To determine whether the TLR3-driven inflammatory response of the lung cells may potentiate myogenic disruption by CSE, we transferred the culture medium of the BEAS−2B cells (i.e., CM) onto C2C12 myotubes for a time-course experiment, as outlined in Figure 7. Myotubes treated acutely (4-h exposure), with CM from poly I:C-treated cells displayed no observable changes in key signal transducers of protein folding [BiP, eukaryotic initiation factor 2α (eIF2α)], protein synthesis [p70 S6 Kinase, S6 ribosomal protein, eukaryotic translation initiation factor 4E-binding protein 1 (4E-BP1)] or in muscle-specific F-box (MAFbx); a negative regulator of muscle mass (Passey et al., 2016). Despite not having an apparent effect on the structural integrity of the myotubes (Supplementary Figure S1B), 24-h exposure to the poly I:C CM resulted in a marked increase in BiP and eIF2α phosphorylation (Figures 7A–C), suppression of S6 ribosomal protein phosphorylation (Figures 7A,E), and elevation of MAFbx abundance (Figures 7A,G), suggesting a shift in myogenic balance. CM from CSE-exposed cells had distinct impacts on the myogenic signaling, characterized by an even greater phosphorylation of eIF2α without an increase in BiP protein expression (Figure 7B), increased p70 S6 Kinase phosphorylation (Figure 7D), diminished 4E-BP1 phosphorylation (Figure 7F) and a concomitant increase in MAFbx protein expression (Figure 7G). CM from the poly I:C + CSE-exposed lung cells increased BiP and MAFbx abundance, like the poly I:C alone experiments, and furthermore, significantly suppressed the phosphorylation of S6 ribosomal protein.

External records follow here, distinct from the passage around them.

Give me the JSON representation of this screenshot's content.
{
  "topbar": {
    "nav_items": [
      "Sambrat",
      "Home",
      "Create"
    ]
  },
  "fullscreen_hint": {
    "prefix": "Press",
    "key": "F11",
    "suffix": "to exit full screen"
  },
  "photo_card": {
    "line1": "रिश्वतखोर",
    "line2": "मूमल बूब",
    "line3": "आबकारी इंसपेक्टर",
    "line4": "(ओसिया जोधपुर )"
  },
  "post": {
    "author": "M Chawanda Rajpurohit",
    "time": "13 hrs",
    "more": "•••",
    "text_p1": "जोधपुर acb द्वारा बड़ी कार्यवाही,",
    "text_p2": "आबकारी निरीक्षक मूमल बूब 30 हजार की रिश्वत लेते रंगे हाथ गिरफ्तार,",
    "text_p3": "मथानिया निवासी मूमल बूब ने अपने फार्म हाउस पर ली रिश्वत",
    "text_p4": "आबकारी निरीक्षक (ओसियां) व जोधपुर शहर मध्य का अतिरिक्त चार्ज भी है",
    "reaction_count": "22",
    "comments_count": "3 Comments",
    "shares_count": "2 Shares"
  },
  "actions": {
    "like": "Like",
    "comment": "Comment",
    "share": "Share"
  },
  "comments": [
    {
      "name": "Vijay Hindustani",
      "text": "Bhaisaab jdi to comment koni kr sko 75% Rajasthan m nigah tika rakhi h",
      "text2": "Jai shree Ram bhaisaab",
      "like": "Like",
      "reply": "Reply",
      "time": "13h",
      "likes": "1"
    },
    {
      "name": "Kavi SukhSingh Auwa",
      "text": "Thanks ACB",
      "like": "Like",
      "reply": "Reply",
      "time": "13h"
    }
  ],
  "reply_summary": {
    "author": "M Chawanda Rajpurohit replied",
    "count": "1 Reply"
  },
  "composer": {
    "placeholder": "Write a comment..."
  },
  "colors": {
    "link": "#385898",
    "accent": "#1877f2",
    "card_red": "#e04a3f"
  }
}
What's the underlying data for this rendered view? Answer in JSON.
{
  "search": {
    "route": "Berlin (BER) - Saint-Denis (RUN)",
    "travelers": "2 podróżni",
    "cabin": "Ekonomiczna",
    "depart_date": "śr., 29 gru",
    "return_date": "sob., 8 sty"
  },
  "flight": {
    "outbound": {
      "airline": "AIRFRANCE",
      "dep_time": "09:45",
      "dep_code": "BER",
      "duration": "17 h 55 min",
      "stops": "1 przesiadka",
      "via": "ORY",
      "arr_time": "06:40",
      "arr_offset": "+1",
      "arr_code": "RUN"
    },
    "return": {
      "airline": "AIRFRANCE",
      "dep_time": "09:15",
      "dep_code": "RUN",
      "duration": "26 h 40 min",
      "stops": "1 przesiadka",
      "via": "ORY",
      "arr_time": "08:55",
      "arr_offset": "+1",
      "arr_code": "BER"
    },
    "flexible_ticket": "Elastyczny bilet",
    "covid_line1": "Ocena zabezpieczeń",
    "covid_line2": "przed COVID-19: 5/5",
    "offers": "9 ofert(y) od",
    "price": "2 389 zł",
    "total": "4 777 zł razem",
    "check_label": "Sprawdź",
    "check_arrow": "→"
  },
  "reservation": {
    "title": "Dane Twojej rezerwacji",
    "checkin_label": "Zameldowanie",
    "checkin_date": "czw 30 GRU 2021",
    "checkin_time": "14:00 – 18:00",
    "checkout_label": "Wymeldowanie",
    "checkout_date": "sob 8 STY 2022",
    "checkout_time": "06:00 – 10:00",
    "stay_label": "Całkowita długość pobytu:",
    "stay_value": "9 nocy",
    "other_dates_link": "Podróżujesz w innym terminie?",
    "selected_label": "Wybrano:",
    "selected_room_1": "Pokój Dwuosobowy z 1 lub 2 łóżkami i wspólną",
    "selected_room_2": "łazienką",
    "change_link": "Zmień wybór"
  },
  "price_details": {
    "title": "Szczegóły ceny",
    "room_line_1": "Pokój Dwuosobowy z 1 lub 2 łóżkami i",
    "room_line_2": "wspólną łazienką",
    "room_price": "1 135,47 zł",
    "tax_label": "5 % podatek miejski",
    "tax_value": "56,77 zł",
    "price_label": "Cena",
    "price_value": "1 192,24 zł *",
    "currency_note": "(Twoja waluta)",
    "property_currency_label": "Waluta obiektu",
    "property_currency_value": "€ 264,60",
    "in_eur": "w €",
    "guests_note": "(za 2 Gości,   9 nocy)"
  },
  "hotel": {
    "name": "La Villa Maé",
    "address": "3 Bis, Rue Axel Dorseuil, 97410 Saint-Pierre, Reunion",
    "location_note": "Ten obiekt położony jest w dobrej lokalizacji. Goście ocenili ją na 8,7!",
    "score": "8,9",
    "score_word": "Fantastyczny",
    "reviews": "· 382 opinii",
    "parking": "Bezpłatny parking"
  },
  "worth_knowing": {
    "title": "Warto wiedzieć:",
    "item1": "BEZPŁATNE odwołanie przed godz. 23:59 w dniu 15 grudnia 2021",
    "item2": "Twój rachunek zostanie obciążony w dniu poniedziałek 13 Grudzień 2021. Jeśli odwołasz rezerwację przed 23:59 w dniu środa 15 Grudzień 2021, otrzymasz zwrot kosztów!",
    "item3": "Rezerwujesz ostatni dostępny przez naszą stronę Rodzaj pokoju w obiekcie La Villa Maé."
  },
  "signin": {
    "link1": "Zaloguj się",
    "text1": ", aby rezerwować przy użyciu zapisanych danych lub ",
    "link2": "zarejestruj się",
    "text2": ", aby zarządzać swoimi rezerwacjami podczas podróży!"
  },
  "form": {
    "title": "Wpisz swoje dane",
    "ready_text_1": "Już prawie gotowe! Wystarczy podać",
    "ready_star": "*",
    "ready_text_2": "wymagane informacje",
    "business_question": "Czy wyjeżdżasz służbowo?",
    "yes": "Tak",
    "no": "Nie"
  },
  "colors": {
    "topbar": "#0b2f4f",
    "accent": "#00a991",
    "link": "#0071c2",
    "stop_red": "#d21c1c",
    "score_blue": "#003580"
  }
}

We next performed qPCR on the CM-exposed myotubes for markers of myogenesis and inflammation. Unlike CSE, direct stimulation of C2C12 myotubes with poly I:C had no significant impact on myogenic genes and Il6 expression (Figure 7H). Similar to what was seen in our in vivo IAV infection model (Table 1), poly I:C CM caused a ∼50% reduction in Myog mRNA expression, without any significant changes observed in the gene expression of either Fbx32, which encodes for the MAFbx protein, or Il6 (Figure 7H). Importantly, CM from poly I:C + CSE did not further increase these changes, suggesting the TLR3-driven inflammatory response of the lung cells is unlikely to have an addictive effect on myogenic disruption driven by CSE.